The first thing that strikes you upon entering the Hood Museum of Art’s new atrium is the sense of space and airiness, inviting exploration of what lies beyond in numerous galleries and classrooms.
The prominent entrance to the new and expanded Hood, with its large black-and-white mural and white walls, opens directly onto the Dartmouth College Green. It offers an inviting space where people can meet and where performances and other events can take place. Perhaps most importantly, it sets the tone for all that is new about the Hood, which reopened on January 26 after major renovation and expansion.
The new museum, adding to the original 1985 Charles Moore building, is designed to bring together Dartmouth’s academic and research activities while emphasizing the college’s vast art collection, one of the largest of its kind in the country with over 65,000 works representing a variety of media and historical periods. The additional space also provides for new and innovative educational opportunities.
“The new Hood will be a place for active engagement,” John Stomberg, director of the Hood Museum of Art, said. “The art installations and programs will be deeply connected to our ever-changing societies and cultures. The museum will continue preserving the past and embracing the present but will also aspire to shape the future by choreographing vital encounters with important works of art. In short, the new Hood will be a responsive museum, committed to the exchange of beliefs and ideas that characterize life today.”
Tod Williams Billie Tsien Architects, designers of the Obama Presidential Center in Chicago and The Barnes Foundation in Philadelphia among other cultural buildings, worked closely with the museum team and the college in order to design “a progressive teaching museum while preserving many of the distinctive features of the original Moore building.” It honors the museum’s legacy while creating new space, Williams and Tsien said, and that “the two are in relationship with each other.”

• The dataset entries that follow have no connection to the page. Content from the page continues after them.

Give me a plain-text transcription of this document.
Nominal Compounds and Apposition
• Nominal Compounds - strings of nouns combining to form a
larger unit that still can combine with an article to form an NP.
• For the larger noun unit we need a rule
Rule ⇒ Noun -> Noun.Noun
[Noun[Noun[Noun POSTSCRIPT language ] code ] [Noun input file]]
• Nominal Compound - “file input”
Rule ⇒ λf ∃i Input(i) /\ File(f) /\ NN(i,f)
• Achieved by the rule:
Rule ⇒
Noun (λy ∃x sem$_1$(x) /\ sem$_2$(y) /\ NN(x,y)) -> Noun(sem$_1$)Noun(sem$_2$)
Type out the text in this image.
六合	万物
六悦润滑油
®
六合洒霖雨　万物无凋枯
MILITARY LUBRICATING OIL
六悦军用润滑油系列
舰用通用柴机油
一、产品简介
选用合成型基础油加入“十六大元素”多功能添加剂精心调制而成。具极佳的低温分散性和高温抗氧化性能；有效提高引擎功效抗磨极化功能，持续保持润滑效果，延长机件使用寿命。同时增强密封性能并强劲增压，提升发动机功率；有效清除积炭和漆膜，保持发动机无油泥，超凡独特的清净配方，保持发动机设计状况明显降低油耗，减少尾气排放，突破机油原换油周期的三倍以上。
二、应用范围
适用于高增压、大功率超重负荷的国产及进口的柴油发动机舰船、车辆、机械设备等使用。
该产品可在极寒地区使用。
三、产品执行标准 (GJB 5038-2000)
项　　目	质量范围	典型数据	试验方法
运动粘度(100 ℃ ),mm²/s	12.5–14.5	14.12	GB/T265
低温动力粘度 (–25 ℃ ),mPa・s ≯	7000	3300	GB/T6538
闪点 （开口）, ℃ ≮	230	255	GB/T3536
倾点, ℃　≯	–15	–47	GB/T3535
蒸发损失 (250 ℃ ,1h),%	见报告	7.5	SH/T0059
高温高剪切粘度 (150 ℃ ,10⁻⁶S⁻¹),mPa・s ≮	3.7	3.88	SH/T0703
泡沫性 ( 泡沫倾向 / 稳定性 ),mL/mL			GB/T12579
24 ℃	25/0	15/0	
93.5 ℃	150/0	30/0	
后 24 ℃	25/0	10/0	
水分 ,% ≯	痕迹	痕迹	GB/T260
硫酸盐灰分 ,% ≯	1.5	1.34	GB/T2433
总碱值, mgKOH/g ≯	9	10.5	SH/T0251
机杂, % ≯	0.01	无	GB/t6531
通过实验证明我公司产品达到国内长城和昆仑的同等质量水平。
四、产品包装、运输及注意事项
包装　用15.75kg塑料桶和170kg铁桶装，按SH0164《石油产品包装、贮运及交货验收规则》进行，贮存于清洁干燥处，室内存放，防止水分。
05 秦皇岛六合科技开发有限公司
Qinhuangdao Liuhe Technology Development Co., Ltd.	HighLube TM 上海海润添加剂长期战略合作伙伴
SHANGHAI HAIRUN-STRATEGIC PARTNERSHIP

The off-white brick façade of the new building was carefully chosen by the architects to complement existing structures along the Green while the Charles Moore stairwell bridges the historic building and the expansion, bringing light into the galleries and offering a view of the atrium below. The vitrine window, a 14-foot plate-glass window overlooking the museum’s front façade from one of the galleries, allows art to be seen from the campus Green and offers an illuminated beacon at night.